Bane : l’anti-bane, les endroits que je ne veux pas visiter

Permettez-moi de faire quelque chose de toujours délicat : écrire ces paragraphes à la première personne. J’assume la responsabilité de chaque mot et de chaque phrase. Voici la première : il y a des voyages que je n’ai pas envie de faire. Il reste dit. Maintenant, je peux fermer ce Word et attendre d’être viré. Ou, mieux encore, je continuerai à écrire dans une fuite en avant furieuse, en défendant, dans un magazine de voyage, que tous ne sont pas souhaitables ou nécessaires. Il y a des gens qui ont parcouru le monde et celui-ci les a dépassés sans les toucher. Cela me frotte trop, c’est pourquoi j’ai décidé de me protéger et j’ai exclu de nombreuses destinations et lieux de ma liste. Ou mon anti-liste, car tout comme nous énumérons ce que nous aimons, nous devrions écrire ce qui ne nous intéresse pas du tout. Nous sommes les avions qu’on ne réserve pas, les desserts qu’on ne commande pas, les concerts auxquels on ne va pas, l’hôtel où nous n’avons pas dormi, la compagnie que nous n’avons pas choisie. Nous sommes nos non.

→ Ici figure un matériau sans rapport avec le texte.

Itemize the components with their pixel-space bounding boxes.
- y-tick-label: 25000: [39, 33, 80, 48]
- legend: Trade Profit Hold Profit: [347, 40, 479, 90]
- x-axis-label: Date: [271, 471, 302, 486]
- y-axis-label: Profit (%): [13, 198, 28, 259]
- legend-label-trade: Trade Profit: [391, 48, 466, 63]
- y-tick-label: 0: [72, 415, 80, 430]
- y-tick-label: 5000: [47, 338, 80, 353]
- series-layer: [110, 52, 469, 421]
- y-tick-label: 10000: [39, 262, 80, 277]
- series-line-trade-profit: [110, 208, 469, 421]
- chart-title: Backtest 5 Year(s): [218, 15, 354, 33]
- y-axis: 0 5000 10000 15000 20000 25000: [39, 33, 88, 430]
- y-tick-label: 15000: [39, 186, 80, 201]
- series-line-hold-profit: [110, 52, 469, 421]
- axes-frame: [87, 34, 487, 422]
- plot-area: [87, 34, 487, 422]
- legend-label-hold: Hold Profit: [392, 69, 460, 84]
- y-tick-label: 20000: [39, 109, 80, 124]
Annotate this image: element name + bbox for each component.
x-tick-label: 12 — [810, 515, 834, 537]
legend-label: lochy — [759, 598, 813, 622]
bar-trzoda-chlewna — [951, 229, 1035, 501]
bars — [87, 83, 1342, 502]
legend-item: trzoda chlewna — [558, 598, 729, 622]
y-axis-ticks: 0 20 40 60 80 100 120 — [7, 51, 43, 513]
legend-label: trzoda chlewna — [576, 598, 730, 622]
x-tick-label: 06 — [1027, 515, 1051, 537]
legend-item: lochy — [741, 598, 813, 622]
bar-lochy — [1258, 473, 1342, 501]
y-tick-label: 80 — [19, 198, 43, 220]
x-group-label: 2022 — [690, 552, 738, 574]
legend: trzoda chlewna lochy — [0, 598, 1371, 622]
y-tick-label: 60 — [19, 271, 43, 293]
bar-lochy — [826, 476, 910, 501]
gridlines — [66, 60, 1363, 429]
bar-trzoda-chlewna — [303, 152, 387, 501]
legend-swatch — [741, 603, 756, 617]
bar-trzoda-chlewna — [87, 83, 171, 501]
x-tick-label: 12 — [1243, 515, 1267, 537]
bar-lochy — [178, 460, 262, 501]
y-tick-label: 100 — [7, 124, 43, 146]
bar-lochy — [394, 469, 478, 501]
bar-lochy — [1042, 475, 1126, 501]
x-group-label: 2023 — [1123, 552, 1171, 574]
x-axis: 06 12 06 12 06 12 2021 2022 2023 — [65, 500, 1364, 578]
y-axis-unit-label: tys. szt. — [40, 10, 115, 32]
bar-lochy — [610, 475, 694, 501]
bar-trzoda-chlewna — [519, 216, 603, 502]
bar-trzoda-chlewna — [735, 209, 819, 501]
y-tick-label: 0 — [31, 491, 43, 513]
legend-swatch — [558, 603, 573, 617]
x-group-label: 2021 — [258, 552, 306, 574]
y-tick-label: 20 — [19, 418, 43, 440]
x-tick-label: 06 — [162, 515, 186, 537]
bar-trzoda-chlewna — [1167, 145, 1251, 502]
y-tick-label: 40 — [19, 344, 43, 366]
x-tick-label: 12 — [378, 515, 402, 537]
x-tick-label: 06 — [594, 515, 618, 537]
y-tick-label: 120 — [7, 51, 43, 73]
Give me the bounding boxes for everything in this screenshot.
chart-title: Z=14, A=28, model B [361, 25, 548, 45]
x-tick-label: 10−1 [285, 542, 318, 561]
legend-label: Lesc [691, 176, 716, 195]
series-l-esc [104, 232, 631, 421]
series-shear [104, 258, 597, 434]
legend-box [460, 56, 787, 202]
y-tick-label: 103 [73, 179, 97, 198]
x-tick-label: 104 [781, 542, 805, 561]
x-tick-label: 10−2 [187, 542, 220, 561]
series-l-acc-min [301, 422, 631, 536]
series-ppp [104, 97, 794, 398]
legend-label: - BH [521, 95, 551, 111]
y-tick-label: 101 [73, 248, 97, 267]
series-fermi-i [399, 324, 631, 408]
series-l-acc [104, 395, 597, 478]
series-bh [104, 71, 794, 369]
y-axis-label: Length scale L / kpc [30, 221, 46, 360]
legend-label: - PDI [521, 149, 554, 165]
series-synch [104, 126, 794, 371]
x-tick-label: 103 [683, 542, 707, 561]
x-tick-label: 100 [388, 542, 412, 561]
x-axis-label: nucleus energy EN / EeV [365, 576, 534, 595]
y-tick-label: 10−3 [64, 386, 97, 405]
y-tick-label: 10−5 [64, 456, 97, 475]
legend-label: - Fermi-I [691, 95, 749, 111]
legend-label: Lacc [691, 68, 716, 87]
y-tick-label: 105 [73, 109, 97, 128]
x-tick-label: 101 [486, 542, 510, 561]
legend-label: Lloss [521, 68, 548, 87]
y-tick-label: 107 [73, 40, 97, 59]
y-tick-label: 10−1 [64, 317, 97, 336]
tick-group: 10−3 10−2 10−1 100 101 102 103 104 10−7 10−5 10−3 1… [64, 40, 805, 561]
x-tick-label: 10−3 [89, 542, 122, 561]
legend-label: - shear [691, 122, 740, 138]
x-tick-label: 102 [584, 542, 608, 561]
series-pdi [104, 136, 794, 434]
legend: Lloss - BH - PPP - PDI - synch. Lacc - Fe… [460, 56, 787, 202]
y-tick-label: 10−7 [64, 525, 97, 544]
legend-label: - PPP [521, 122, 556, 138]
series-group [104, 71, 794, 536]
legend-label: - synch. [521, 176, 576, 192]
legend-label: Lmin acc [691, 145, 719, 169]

Mon anti-liste a plus de places qu’il n’y paraît en raison de ma nature facile à satisfaire et moelleuse. Par exemple, Je n’ai pas envie de visiter Tristan da Cunha, l’île la plus isolée du monde. Ce micro-archipel appartenant au Royaume-Uni est littéralement au milieu de nulle part et loin de tout. J’ai un rapport complexe avec l’idée d’éloignement : conceptuellement cela m’attire et il y a des endroits éloignés que je trouve irrésistibles comme Valle Gran Rey, à La Gomera, dans lesquels je reviendrais sans hésiter. Les Açores sont magnifiques. Je meurs d’envie d’aller aux Lofoten ou aux Shetland, car j’ai un faible pour les îles où il y a des brioches à la cannelle et/ou de bons pulls en laine. Cependant, je ne trouve pas le très lointain attrayant : je l’apprécie davantage dans les documentaires de Filmin ou de Movistar, où j’ai découvert celui consacré à Tristán, comme ses très rares habitants appellent cette île. Aucun avion n’y arrive (premier motif d’inquiétude) et on ne peut y accéder que par un bateau qui part du Cap pour un voyage qui dure six jours ; D’ici la fin de l’année, seuls quatre autres seront publiés.

Une fois sur l’île, vous devez attendre le départ du prochain, il n’y a pas d’issue. Horreur. J’y pense et je dois ouvrir la fenêtre pour respirer et voir les gens et les bâtiments. Nous parlerons des navires. En bref : dans Tristán de Acuña, vous êtes isolé et cela me rappelle l’histoire de Borges Les deux rois et les deux labyrinthes, dans lequel un roi, pour se venger d’un autre qui l’a puni en s’enfermant dans un labyrinthe, Il l’a emmené dans le désert et l’a laissé là, au milieu de nulle part. Si quelqu’un veut se venger de moi, qu’il m’emmène sur cette île verte, sans pollution, mais sur laquelle je ne compte pas mettre les pieds. Vas-y et dis-le-moi.